Dozens Still Prisoned for Tiananmen Protests

It's been more than 18 years since the 1989 Tiananmen protest and it's believed that all political prisoners from that event have since been released, exiled, or passed away. However, it is also known that many participants, who are neither students nor intellectuals, were still kept in prison for participating in the more violent acts of the movements, such as arson, beating, or damaging public properties.

They are the hooligans and rioters (暴徒) of the movement. It is difficult to ascertain their motives for the violence. It could range from attempting to protect the demonstrating students, emotional vengeance, or personal. Their fates had not been a public focus in the aftermath of Tiananmen.

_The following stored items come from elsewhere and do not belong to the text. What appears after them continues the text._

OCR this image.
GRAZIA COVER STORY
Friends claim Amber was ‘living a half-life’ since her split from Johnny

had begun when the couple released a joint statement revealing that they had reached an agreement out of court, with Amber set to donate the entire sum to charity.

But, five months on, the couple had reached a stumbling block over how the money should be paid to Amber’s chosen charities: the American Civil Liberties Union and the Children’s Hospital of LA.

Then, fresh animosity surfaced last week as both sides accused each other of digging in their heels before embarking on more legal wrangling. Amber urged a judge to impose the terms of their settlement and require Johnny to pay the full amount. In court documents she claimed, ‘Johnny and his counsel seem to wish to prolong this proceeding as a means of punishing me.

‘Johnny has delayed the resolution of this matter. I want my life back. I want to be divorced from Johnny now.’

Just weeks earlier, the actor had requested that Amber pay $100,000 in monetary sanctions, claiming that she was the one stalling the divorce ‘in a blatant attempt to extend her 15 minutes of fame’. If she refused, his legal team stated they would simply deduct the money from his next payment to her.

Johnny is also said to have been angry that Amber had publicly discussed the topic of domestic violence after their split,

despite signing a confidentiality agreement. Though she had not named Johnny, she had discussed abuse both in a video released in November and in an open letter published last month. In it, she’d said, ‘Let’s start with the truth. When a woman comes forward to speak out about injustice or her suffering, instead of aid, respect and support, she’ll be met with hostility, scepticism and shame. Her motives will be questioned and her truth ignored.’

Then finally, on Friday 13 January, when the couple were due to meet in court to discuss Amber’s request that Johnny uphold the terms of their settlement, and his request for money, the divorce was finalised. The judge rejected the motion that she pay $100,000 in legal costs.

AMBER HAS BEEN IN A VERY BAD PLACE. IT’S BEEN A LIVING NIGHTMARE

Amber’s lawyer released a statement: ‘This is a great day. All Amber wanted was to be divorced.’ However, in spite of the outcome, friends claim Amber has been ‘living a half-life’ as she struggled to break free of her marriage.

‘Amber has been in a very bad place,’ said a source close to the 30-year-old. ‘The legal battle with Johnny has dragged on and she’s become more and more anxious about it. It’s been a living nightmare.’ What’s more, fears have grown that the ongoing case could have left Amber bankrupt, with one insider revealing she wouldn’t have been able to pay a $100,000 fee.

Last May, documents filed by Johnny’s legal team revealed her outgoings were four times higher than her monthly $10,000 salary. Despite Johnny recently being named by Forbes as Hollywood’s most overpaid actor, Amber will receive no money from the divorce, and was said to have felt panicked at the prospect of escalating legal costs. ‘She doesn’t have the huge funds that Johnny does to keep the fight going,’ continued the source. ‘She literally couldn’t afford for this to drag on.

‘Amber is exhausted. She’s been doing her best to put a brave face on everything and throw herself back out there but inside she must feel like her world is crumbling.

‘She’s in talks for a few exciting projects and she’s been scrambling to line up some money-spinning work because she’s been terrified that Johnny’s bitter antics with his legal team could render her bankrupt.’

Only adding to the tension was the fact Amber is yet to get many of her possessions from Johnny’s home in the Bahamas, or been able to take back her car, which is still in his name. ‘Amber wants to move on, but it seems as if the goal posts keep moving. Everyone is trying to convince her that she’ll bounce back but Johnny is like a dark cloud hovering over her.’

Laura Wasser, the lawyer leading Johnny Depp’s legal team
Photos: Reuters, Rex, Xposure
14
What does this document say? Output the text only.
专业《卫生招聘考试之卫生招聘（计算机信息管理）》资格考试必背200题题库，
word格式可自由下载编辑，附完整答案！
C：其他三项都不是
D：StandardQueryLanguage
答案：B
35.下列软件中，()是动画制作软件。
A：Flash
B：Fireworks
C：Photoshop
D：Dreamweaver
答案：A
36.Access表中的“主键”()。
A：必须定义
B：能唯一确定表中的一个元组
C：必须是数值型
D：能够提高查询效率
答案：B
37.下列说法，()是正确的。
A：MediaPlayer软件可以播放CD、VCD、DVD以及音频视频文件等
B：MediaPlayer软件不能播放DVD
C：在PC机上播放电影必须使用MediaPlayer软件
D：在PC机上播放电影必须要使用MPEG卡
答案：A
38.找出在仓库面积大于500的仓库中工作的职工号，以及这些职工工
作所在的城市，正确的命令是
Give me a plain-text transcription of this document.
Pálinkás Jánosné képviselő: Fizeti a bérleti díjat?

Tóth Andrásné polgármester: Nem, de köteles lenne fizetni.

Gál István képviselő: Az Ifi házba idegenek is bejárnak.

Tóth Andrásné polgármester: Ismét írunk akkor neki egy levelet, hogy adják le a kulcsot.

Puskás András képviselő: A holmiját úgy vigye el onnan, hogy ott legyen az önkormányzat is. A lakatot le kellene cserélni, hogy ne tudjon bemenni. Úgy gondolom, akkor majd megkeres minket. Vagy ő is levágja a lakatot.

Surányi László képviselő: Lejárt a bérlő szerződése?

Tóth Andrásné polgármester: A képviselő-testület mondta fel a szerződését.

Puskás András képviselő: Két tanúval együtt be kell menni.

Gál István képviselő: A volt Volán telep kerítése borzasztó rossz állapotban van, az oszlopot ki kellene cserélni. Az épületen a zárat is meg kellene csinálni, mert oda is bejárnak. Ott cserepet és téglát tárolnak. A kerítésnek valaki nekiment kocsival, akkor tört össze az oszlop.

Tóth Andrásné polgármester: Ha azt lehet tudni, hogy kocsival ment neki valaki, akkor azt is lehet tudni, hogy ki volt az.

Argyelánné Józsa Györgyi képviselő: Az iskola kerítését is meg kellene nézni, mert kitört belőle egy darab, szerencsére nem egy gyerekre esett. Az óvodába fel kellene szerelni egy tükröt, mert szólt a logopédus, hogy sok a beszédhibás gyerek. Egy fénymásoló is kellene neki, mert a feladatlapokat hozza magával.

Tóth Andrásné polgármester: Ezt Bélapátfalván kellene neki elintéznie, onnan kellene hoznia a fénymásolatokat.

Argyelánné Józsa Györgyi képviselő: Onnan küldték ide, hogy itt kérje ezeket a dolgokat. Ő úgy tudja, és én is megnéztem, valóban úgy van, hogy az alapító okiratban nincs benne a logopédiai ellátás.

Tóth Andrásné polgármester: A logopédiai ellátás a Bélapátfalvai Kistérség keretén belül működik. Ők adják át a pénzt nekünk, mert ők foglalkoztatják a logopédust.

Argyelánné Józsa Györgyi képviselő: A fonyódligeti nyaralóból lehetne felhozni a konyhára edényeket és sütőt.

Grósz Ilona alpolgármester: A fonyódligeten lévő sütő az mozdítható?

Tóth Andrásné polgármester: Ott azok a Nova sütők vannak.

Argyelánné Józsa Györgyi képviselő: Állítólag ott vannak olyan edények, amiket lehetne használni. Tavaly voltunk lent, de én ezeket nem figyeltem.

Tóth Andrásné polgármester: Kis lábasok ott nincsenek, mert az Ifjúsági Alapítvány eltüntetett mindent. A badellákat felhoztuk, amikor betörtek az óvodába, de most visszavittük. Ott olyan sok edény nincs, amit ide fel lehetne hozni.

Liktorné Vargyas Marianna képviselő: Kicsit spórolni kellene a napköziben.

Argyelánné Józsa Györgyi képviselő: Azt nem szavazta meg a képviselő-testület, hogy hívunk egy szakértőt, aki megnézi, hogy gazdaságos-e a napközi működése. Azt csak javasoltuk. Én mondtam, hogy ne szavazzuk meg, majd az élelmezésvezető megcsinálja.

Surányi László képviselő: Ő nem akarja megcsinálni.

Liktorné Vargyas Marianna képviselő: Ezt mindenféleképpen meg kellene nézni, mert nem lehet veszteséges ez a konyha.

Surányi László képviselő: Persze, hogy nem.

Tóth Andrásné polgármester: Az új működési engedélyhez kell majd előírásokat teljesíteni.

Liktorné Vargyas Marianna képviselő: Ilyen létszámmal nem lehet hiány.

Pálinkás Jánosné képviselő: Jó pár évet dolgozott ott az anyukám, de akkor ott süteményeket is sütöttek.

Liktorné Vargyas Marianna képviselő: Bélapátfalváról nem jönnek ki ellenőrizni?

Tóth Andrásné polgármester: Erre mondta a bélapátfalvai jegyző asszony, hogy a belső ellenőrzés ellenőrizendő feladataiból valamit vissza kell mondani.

In a speech at the Foreign Correspondents' Club of Hong Kong, the human rights activist John Kamm asserted that he now believes "there are somewhere between 60 to 100 people still imprisoned for offences committed during the protests that swept the country between April and June 1989". A year ago, he had estimated the number was between 200 and 300. Some people had been released over the last six months.

John Kamm's speech included a few names and their cases for both the released and still detained. He says:
We know of the existence of these men because Chinese journalists inserted their names in newspapers and other official publications, and dedicated researchers like Mickey Spiegel of Human Rights Watch in New York, Robin Munro now of China Labor Bulletin in Hong Kong, and Joshua Rosenzweig and his Dui Hua researchers in San Francisco found and published their names. It has fallen to me to submit lists of their names to the Chinese government, confident that by doing so their chances of better treatment and early release are improved. Even today, Dui Hua still finds previously unknown names of people detained in the spring 1989 protests. To date, we and other NGOs have found hundreds of such name
China’s June Fourth prisoners are now middle-aged men who have spent their entire adult lives in prison. The protests for which they have been sentenced would, for the most part, today be called “mass incidents.” Most would likely be fined and given relatively short sentences. Those serving sentences for counterrevolution and hooliganism form a special group: these “crimes” were removed from China’s Criminal Law in 1997. They are serving sentences for crimes that no longer exist.

John Kamm and his Dui Hua (Dialog) Foundation calls for China to have an "Olympics amnesty" to release these counterrevolutionaries and hooligans.